From yet another hiding place I produced a small onion and chopped some of it finely before scattering some of the small pieces over the tomato slices.
Lastly out came a bunch of parsley and scissors with which to cut a sprinkling of the herb over the lot.
That was the end of my "speech". There was laughter and much applause.
Then I produced every fork that I owned so that my audience could sample the result of my talk.
The second speech was in quite a different setting, and very much grander.
There were so many of my paintings in an exhibition at Guildhall Art Gallery, where other contributors were given single offerings, that I was asked to give a speech and formally open the exhibition in front of friends, critics and the public.

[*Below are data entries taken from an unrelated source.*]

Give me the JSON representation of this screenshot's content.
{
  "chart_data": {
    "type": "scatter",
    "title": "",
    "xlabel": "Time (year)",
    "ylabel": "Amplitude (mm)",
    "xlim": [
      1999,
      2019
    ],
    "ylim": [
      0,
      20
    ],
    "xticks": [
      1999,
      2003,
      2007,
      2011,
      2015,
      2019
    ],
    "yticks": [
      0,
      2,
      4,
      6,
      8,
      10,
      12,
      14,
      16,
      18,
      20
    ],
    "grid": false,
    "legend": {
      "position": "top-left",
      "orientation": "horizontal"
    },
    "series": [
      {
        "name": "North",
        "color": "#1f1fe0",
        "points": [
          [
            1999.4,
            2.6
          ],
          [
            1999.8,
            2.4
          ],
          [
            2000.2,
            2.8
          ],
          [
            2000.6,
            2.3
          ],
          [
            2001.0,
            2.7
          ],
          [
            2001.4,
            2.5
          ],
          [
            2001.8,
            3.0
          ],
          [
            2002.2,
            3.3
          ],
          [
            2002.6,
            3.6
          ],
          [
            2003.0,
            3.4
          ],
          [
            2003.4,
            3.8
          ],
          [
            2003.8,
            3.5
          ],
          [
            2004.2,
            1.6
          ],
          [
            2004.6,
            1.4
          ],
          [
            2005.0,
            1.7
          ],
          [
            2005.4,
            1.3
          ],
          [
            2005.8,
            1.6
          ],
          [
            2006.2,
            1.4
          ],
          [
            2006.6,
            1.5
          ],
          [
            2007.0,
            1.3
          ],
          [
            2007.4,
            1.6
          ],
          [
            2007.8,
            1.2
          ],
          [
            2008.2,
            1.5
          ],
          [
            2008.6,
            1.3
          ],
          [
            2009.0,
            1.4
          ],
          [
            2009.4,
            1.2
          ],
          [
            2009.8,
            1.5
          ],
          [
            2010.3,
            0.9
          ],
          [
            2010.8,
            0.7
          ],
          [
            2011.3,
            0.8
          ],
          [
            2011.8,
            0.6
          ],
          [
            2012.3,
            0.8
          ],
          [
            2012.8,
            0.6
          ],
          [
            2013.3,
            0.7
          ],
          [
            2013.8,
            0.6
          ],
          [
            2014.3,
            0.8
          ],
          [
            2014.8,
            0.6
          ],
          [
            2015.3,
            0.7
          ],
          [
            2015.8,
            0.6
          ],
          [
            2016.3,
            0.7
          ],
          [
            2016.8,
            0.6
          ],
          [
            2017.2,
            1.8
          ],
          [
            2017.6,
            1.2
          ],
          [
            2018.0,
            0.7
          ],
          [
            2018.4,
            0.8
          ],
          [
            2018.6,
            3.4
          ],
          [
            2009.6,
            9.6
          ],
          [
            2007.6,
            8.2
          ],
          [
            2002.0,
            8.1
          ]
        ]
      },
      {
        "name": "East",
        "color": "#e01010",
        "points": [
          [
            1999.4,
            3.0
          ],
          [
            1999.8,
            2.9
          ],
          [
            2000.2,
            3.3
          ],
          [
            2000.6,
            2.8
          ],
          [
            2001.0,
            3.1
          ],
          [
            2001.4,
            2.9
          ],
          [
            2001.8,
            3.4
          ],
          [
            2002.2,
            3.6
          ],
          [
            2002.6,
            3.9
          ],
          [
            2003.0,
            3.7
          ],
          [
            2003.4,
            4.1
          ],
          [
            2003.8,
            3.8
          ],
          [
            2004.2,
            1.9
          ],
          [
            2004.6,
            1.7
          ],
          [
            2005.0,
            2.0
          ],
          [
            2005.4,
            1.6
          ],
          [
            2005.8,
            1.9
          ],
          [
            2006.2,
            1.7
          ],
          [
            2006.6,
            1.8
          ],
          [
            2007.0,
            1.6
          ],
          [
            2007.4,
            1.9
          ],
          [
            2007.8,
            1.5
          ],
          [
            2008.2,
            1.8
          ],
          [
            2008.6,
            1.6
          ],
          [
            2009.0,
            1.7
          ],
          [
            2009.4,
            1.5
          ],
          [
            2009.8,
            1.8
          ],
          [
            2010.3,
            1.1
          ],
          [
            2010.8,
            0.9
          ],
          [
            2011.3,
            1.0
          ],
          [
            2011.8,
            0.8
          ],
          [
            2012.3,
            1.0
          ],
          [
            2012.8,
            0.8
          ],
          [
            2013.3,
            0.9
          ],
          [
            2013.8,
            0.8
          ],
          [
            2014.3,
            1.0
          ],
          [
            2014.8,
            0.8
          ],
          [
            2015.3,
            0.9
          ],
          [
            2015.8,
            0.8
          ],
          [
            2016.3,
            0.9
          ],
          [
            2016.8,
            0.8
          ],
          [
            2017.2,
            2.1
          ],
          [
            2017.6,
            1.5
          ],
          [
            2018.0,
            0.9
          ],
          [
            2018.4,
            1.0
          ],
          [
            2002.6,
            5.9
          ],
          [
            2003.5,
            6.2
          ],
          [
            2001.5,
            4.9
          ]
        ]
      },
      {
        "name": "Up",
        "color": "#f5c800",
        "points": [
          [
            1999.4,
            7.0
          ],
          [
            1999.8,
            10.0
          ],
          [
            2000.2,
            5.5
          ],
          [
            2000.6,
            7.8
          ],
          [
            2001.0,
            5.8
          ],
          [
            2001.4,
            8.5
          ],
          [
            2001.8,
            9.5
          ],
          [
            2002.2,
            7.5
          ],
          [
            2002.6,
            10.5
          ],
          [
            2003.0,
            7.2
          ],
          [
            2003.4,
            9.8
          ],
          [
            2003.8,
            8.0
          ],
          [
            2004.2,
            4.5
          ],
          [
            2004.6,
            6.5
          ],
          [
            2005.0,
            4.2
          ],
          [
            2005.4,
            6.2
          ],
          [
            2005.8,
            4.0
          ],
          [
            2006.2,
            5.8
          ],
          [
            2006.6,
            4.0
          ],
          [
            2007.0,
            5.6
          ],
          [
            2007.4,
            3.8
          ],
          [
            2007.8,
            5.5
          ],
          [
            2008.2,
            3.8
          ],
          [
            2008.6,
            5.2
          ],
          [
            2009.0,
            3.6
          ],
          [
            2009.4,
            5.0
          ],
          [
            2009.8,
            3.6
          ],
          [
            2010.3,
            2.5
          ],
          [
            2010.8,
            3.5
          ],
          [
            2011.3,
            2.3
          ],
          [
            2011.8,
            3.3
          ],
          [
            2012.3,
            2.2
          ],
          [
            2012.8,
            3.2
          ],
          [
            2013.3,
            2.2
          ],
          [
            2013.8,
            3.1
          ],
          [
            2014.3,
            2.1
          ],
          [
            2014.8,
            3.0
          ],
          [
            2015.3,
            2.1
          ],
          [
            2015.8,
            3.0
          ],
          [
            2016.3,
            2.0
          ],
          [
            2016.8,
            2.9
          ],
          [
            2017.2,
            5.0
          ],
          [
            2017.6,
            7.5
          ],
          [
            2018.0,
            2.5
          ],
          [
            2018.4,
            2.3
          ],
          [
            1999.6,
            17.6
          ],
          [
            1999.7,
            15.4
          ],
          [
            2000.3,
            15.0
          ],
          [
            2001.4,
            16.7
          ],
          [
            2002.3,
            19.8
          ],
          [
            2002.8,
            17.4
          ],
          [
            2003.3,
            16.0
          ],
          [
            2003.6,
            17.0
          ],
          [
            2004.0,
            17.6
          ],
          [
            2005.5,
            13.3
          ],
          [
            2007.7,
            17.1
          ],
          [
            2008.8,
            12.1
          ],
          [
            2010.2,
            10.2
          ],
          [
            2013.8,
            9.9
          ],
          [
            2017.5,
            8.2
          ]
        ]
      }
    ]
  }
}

The show was a commemorative one concerning Tower Bridge. And as I had lived in dockland, painted and written books on it, I had many a tale to tell. But not liking the idea of a major speech, I practised and practised it for weeks beforehand. I even dreamed of it. I could think of almost nothing else. But I was committed and had to go through with it. Could I remember my 15 minute oration?
Before my speech was due I was preceded by a Guildhall official who was very much an accomplished speaker.
My turn came. I was introduced on to the stage. I was off.
My tales were obviously popular and were greeted with laughter. Then I forgot my story plan and stopped talking, soon to take up again and reach the end, when I cut the tape and pronounced the exhibition OPEN. There was much applause. One listener thought that my mid-speech stumble was done on purpose for effect.
I hope never again to go through such an ordeal, but should I have to - at a wedding for instance - I have a story planned. It will be directed at the groom to illustrate that as much as we men love women, some take a little understanding at times.